Benoît adore rendre service aux gens. Quand on lui demande de voler un fétiche africain, il s’y plie avec plaisir. Par contre, il n’aime se faire manipuler et alors il fait appel à la police.

4e de couverture
Petit garçon doué d’une force herculéenne, Benoit use de son pouvoir pour combattre les méchants. Mais qu’il sorte un mouchoir, et le voilà dans de beaux draps. En effet, le moindre rhume le rend faible comme un nouveau né !

Mon avis
Lire Benoît Brisefer est toujours une aventure.
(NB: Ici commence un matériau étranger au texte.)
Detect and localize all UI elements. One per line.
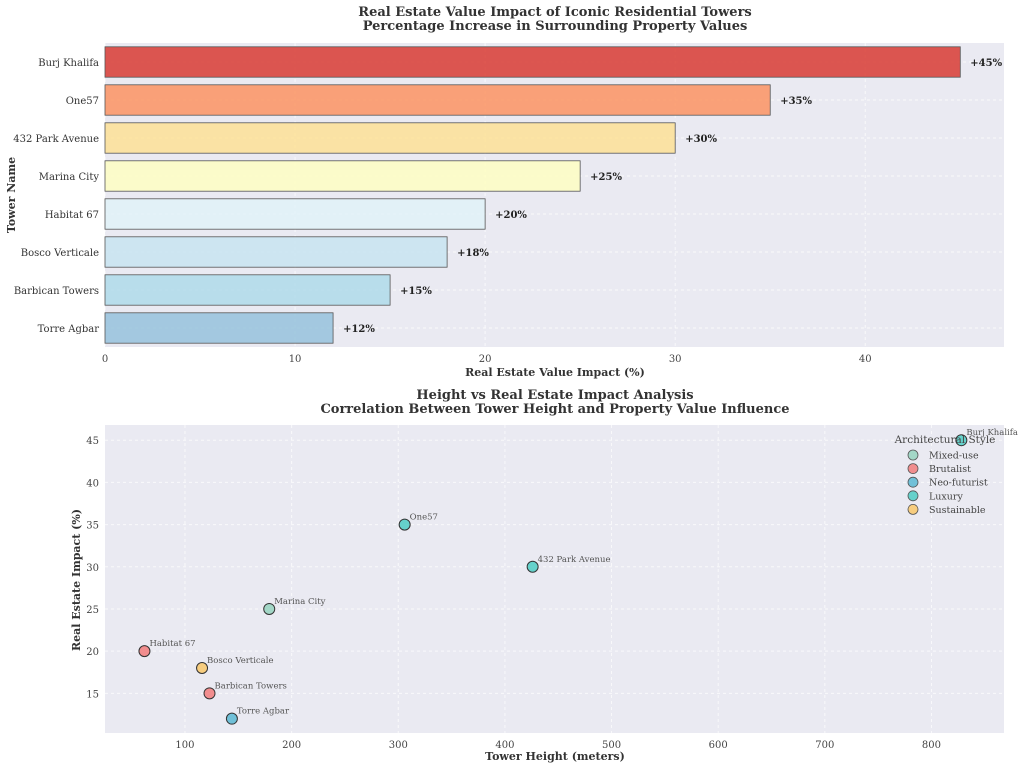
y-tick-label: Barbican Towers <box>14 286 99 297</box>
bar-plot-area: 0 10 20 30 40 Burj Khalifa +45% One57 +35% 432 Pa… <box>13 43 1004 365</box>
legend-marker <box>907 476 919 488</box>
scatter-x-axis-label: Tower Height (meters) <box>485 750 625 763</box>
x-tick-label: 10 <box>289 354 302 365</box>
legend-title: Architectural Style <box>894 434 996 446</box>
y-tick-label: Marina City <box>39 172 100 183</box>
legend-label: Mixed-use <box>929 451 979 462</box>
scatter-subtitle: Correlation Between Tower Height and Pro… <box>320 402 789 417</box>
point-label: One57 <box>410 513 438 523</box>
y-tick-label: 30 <box>86 563 99 574</box>
y-tick-label: 432 Park Avenue <box>13 134 99 145</box>
data-label: +45% <box>970 58 1002 69</box>
legend: Architectural Style Mixed-use Brutalist Neo… <box>894 434 996 516</box>
y-tick-label: 20 <box>86 647 99 658</box>
bar-y-axis-label: Tower Name <box>5 157 18 233</box>
data-label: +20% <box>495 210 527 221</box>
data-label: +18% <box>457 248 489 259</box>
y-tick-label: One57 <box>66 96 99 107</box>
bar <box>104 122 676 154</box>
point-label: Habitat 67 <box>149 639 195 649</box>
scatter-title: Height vs Real Estate Impact Analysis <box>416 388 693 403</box>
bar <box>104 312 334 344</box>
x-tick-label: 30 <box>669 354 682 365</box>
scatter-point <box>398 518 411 531</box>
y-tick-label: Bosco Verticale <box>21 248 99 259</box>
bar <box>104 274 391 306</box>
legend-label: Neo-futurist <box>929 478 988 489</box>
x-tick-label: 20 <box>479 354 492 365</box>
x-tick-label: 100 <box>175 740 194 751</box>
x-tick-label: 800 <box>922 740 941 751</box>
point-label: 432 Park Avenue <box>538 555 611 565</box>
x-tick-label: 200 <box>282 740 301 751</box>
x-tick-label: 300 <box>389 740 408 751</box>
legend-label: Sustainable <box>929 505 986 516</box>
data-label: +15% <box>400 286 432 297</box>
bar-x-axis-label: Real Estate Value Impact (%) <box>465 366 645 379</box>
legend-marker <box>907 490 919 502</box>
point-label: Barbican Towers <box>215 681 287 691</box>
bar <box>104 46 961 78</box>
legend-marker <box>907 463 919 475</box>
y-tick-label: 25 <box>86 605 99 616</box>
y-tick-label: 15 <box>86 689 99 700</box>
scatter-point <box>955 434 968 447</box>
plot-background <box>105 425 1004 733</box>
scatter-plot-area: 100 200 300 400 500 600 700 800 15 20 25 30 35 40 45 Bu… <box>86 425 1018 751</box>
x-tick-label: 0 <box>102 354 108 365</box>
y-tick-label: 40 <box>86 478 99 489</box>
data-label: +25% <box>590 172 622 183</box>
bar <box>104 84 771 116</box>
data-label: +30% <box>685 134 717 145</box>
scatter-point <box>225 712 238 725</box>
y-tick-label: Habitat 67 <box>45 210 99 221</box>
bar <box>104 236 448 268</box>
legend-marker <box>907 503 919 515</box>
x-tick-label: 600 <box>709 740 728 751</box>
y-tick-label: 45 <box>86 436 99 447</box>
x-tick-label: 40 <box>859 354 872 365</box>
scatter-point <box>203 687 216 700</box>
x-tick-label: 400 <box>495 740 514 751</box>
scatter-point <box>138 645 151 658</box>
point-label: Bosco Verticale <box>207 656 273 666</box>
legend-label: Luxury <box>929 491 963 502</box>
data-label: +35% <box>780 96 812 107</box>
x-tick-label: 700 <box>815 740 834 751</box>
legend-label: Brutalist <box>929 464 971 475</box>
point-label: Burj Khalifa <box>966 428 1018 438</box>
bar <box>104 160 581 192</box>
y-tick-label: Burj Khalifa <box>38 58 99 69</box>
bar <box>104 198 486 230</box>
point-label: Marina City <box>274 597 325 607</box>
y-tick-label: 35 <box>86 521 99 532</box>
scatter-point <box>196 662 209 675</box>
x-tick-label: 500 <box>602 740 621 751</box>
point-label: Torre Agbar <box>237 707 290 717</box>
data-label: +12% <box>343 324 375 335</box>
scatter-y-axis-label: Real Estate Impact (%) <box>70 509 83 651</box>
scatter-point <box>526 560 539 573</box>
y-tick-label: Torre Agbar <box>38 324 100 335</box>
scatter-point <box>263 602 276 615</box>
bar-chart-title: Real Estate Value Impact of Iconic Resid… <box>358 5 751 20</box>
bar-chart-subtitle: Percentage Increase in Surrounding Prope… <box>363 19 748 34</box>
legend-marker <box>907 449 919 461</box>
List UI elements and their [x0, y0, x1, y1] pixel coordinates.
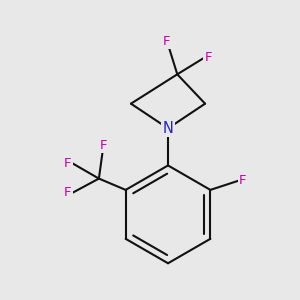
- Text: F: F: [99, 139, 107, 152]
- Text: F: F: [163, 35, 171, 48]
- Text: F: F: [64, 187, 72, 200]
- Text: F: F: [64, 157, 72, 169]
- Text: F: F: [239, 174, 247, 187]
- Text: F: F: [204, 51, 212, 64]
- Text: N: N: [163, 121, 173, 136]
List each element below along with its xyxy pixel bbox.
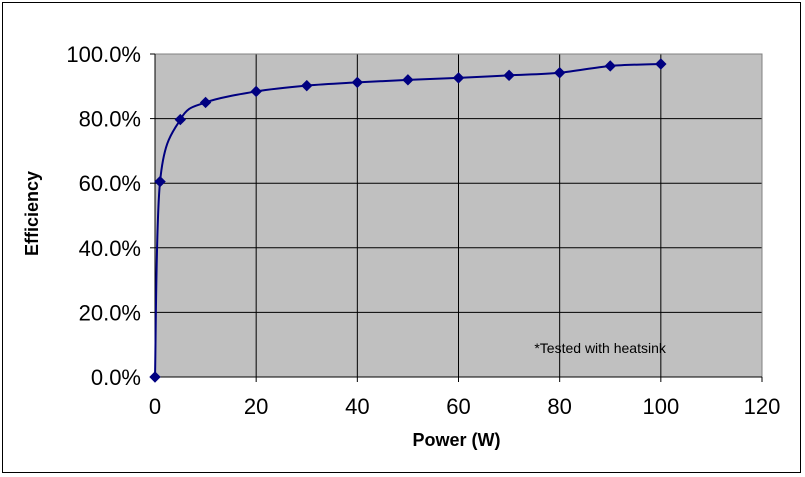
data-point xyxy=(503,69,515,82)
data-point xyxy=(149,371,161,383)
y-tick-label: 60.0% xyxy=(79,171,141,196)
data-point xyxy=(199,96,212,109)
data-point xyxy=(655,58,667,70)
y-tick-label: 80.0% xyxy=(79,107,141,132)
y-tick-label: 100.0% xyxy=(66,42,141,67)
data-point xyxy=(351,76,364,89)
x-axis-title: Power (W) xyxy=(413,430,501,450)
x-tick-label: 20 xyxy=(244,394,268,419)
tick-labels: 0.0% 20.0% 40.0% 60.0% 80.0% 100.0% 0 20 40 60 80 1… xyxy=(66,42,780,419)
x-tick-label: 80 xyxy=(547,394,571,419)
y-tick-label: 20.0% xyxy=(79,300,141,325)
data-point xyxy=(604,60,616,72)
data-point xyxy=(452,72,465,84)
y-tick-label: 40.0% xyxy=(79,236,141,261)
y-tick-label: 0.0% xyxy=(91,365,141,390)
y-axis-title: Efficiency xyxy=(22,171,42,256)
x-tick-label: 0 xyxy=(149,394,161,419)
data-point xyxy=(154,175,166,188)
x-tick-label: 60 xyxy=(446,394,470,419)
data-point xyxy=(553,67,566,79)
data-point xyxy=(174,113,186,126)
annotation-note: *Tested with heatsink xyxy=(534,340,667,356)
series-layer xyxy=(149,58,667,383)
data-point xyxy=(402,74,414,86)
data-point xyxy=(301,79,313,92)
x-tick-label: 120 xyxy=(744,394,781,419)
x-tick-label: 40 xyxy=(345,394,369,419)
x-tick-label: 100 xyxy=(642,394,679,419)
data-point xyxy=(250,85,262,98)
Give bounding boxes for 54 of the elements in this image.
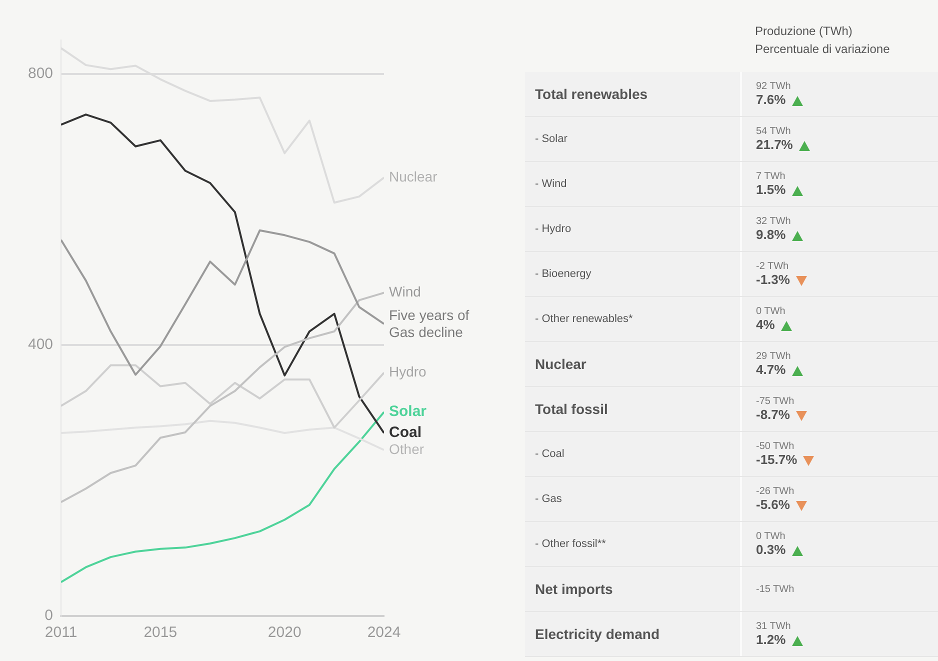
series-label: Solar [389, 403, 427, 420]
series-label: Hydro [389, 364, 427, 380]
data-label: -8.7% [756, 407, 791, 422]
category-label: - Other renewables* [534, 312, 634, 327]
category-label: Electricity demand [534, 625, 660, 644]
data-label: -75 TWh [756, 396, 796, 407]
y-tick-label: 800 [28, 65, 54, 82]
data-label: -15.7% [756, 452, 798, 467]
category-label: Total renewables [534, 85, 649, 104]
data-label: -26 TWh [756, 486, 796, 497]
data-label: -50 TWh [756, 441, 796, 452]
data-label: 4.7% [756, 362, 787, 377]
data-label: 29 TWh [756, 351, 792, 362]
data-label: 0 TWh [756, 306, 786, 317]
category-label: - Hydro [534, 222, 572, 237]
series-label: Five years of Gas decline [389, 306, 470, 340]
category-label: Total fossil [534, 400, 609, 419]
x-tick-label: 2020 [268, 624, 302, 642]
text: Percentuale di variazione [755, 41, 891, 58]
data-label: 31 TWh [756, 621, 792, 632]
category-label: - Other fossil** [534, 537, 607, 552]
data-label: -1.3% [756, 272, 791, 287]
category-label: Nuclear [534, 355, 588, 374]
data-label: 0 TWh [756, 531, 786, 542]
category-label: - Wind [534, 177, 568, 192]
data-label: -5.6% [756, 497, 791, 512]
data-label: 9.8% [756, 227, 787, 242]
category-label: Net imports [534, 580, 614, 599]
data-label: -2 TWh [756, 261, 790, 272]
category-label: - Bioenergy [534, 267, 592, 282]
data-label: 54 TWh [756, 126, 792, 137]
x-tick-label: 2024 [367, 624, 401, 642]
series-label: Coal [389, 424, 422, 442]
category-label: - Gas [534, 492, 563, 507]
data-label: 1.5% [756, 182, 787, 197]
data-label: 21.7% [756, 137, 794, 152]
y-tick-label: 400 [28, 336, 54, 354]
x-tick-label: 2011 [44, 624, 78, 642]
x-tick-label: 2015 [144, 624, 178, 642]
series-label: Nuclear [389, 168, 438, 184]
data-label: 32 TWh [756, 216, 792, 227]
data-label: 92 TWh [756, 81, 792, 92]
data-label: 0.3% [756, 542, 787, 557]
text: Produzione (TWh) [755, 23, 854, 40]
series-label: Wind [389, 284, 421, 300]
category-label: - Coal [534, 447, 566, 462]
data-label: 4% [756, 317, 776, 332]
y-tick-label: 0 [44, 607, 54, 624]
data-label: 7.6% [756, 92, 787, 107]
data-label: 1.2% [756, 632, 787, 647]
data-label: 7 TWh [756, 171, 786, 182]
category-label: - Solar [534, 132, 568, 147]
data-label: -15 TWh [756, 584, 796, 594]
series-label: Other [389, 440, 424, 457]
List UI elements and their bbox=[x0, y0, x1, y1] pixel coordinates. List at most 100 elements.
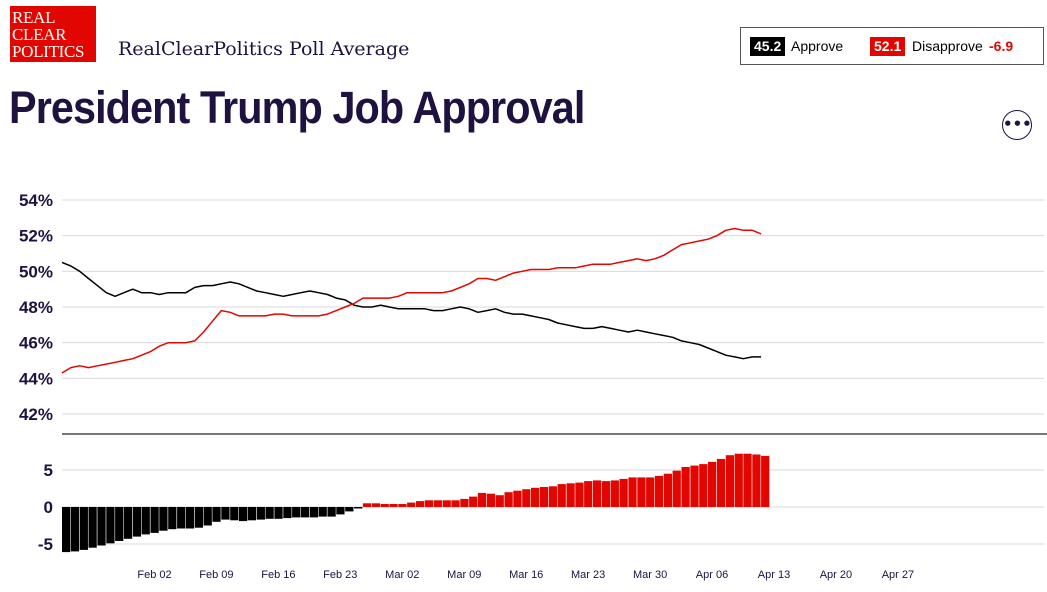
spread-bar bbox=[97, 507, 106, 546]
spread-bar bbox=[274, 507, 283, 519]
spread-bar bbox=[168, 507, 177, 530]
spread-bar bbox=[699, 464, 708, 507]
spread-bar bbox=[433, 500, 442, 507]
spread-bar bbox=[663, 473, 673, 507]
legend-box: 45.2 Approve 52.1 Disapprove -6.9 bbox=[740, 27, 1044, 65]
spread-bar bbox=[716, 458, 726, 507]
spread-bar bbox=[389, 504, 398, 507]
approve-label: Approve bbox=[791, 38, 844, 54]
spread-bar bbox=[539, 487, 549, 507]
spread-bar bbox=[424, 500, 434, 507]
spread-bar bbox=[132, 507, 142, 537]
x-tick-label: Apr 27 bbox=[882, 569, 914, 581]
spread-bar bbox=[221, 507, 230, 520]
x-tick-label: Feb 02 bbox=[137, 569, 171, 581]
spread-bar bbox=[416, 501, 425, 507]
x-tick-label: Mar 02 bbox=[385, 569, 419, 581]
disapprove-label: Disapprove bbox=[912, 38, 983, 54]
x-tick-label: Feb 23 bbox=[323, 569, 357, 581]
approve-value-badge: 45.2 bbox=[750, 37, 786, 56]
y-tick-label: 52% bbox=[19, 227, 53, 246]
spread-bar bbox=[761, 455, 770, 507]
spread-bar bbox=[265, 507, 274, 519]
spread-bar bbox=[106, 507, 115, 544]
spread-bar bbox=[318, 507, 327, 517]
page-subtitle: RealClearPolitics Poll Average bbox=[118, 38, 410, 60]
y-tick-label: 54% bbox=[19, 191, 53, 210]
logo-line-2: CLEAR bbox=[12, 25, 67, 44]
spread-bar bbox=[486, 493, 496, 507]
spread-bar bbox=[513, 490, 522, 507]
spread-bar bbox=[646, 477, 655, 507]
spread-bar bbox=[610, 480, 619, 507]
y-tick-label: 42% bbox=[19, 405, 53, 424]
y-tick-label: 46% bbox=[19, 334, 53, 353]
rcp-logo[interactable]: REAL CLEAR POLITICS bbox=[10, 6, 96, 62]
spread-bar bbox=[619, 478, 628, 507]
logo-line-3: POLITICS bbox=[12, 42, 85, 61]
spread-bar bbox=[522, 489, 531, 507]
x-tick-label: Mar 16 bbox=[509, 569, 543, 581]
y-tick-label: 50% bbox=[19, 262, 53, 281]
spread-bar bbox=[469, 496, 478, 507]
spread-bar bbox=[566, 483, 575, 507]
spread-bar bbox=[557, 484, 566, 507]
spread-tick-label: 0 bbox=[44, 498, 53, 517]
y-tick-label: 44% bbox=[19, 369, 53, 388]
spread-tick-label: -5 bbox=[38, 535, 53, 554]
spread-bar bbox=[62, 507, 71, 553]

Un gamin de 8 ans avec des supers pouvoirs commet toujours des méfaits pour des méchants haut en couleurs. Il n’est pas très futé et croit toujours naïvement ce qu’on lui raconte. L’esprit critique est proche de zéro. On l’enlève dans la rue pour lui demander de voler un objet dans une exposition. Il ne dit rien, ne demande pas que l’on appelle la police ni même ces parents. La passivité c’est son truc au final. Les méchants arrivent à lui car le patron du cirque Bodoni, du tome précédent, donne toutes les informations sur Benoît, un mineur à une inconnue. Elle semble de la haute société donc il s’abaisse à obéir bêtement à sa requête. Les gens sont vraiment niais. Elle sait même que le point faible de Benoît avec le rhume. A partir de là débute une histoire assez tirée par les cheveux. Le petiot vole un bien pour sauver un vieux monsieur. Quand il se rend compte que l’on s’est joué de lui, il veut régler ses comptes et appeler la police. Ne pas parler à des inconnus, il ne connaît pas. Etonnant dans un album pour les enfants très moraliste. Il ne dit jamais de gros mot. « Et votre sirop d’orgeat, vous savez ce que vous pouvez en faire? Vous pouvez le verser dans l’évier, parce que c’est pas bon! » (p. 11). Sans oublier les expressions d’une autre époque comme « Tirer la bobinette et la chevillette cherra! » (p. 20) qui ont presque disparue. Et la phrase de fin comme quoi les fabricants de canon ont le droit d’être maudit car ils ne sont pas des gentils. Où est la limite entre les gentils et méchants? Démonia est une femme cruelle, autoritaire et manipulatrice. Pour de l’argent, elle est prête à tout, même utilisé l’innocence d’un enfant. Benoît Brisefer se fit bêtement aux adultes, comme quoi il faut faire attention à eux. Lui en tout cas, n’en jamais cette conclusion. Encore une fois, on ne voit pas ces parents qui ne sont jamais inquiets et dans son entourage, il n’y a que des personnes âgées. Qu’est-ce que va nous réserver la suite?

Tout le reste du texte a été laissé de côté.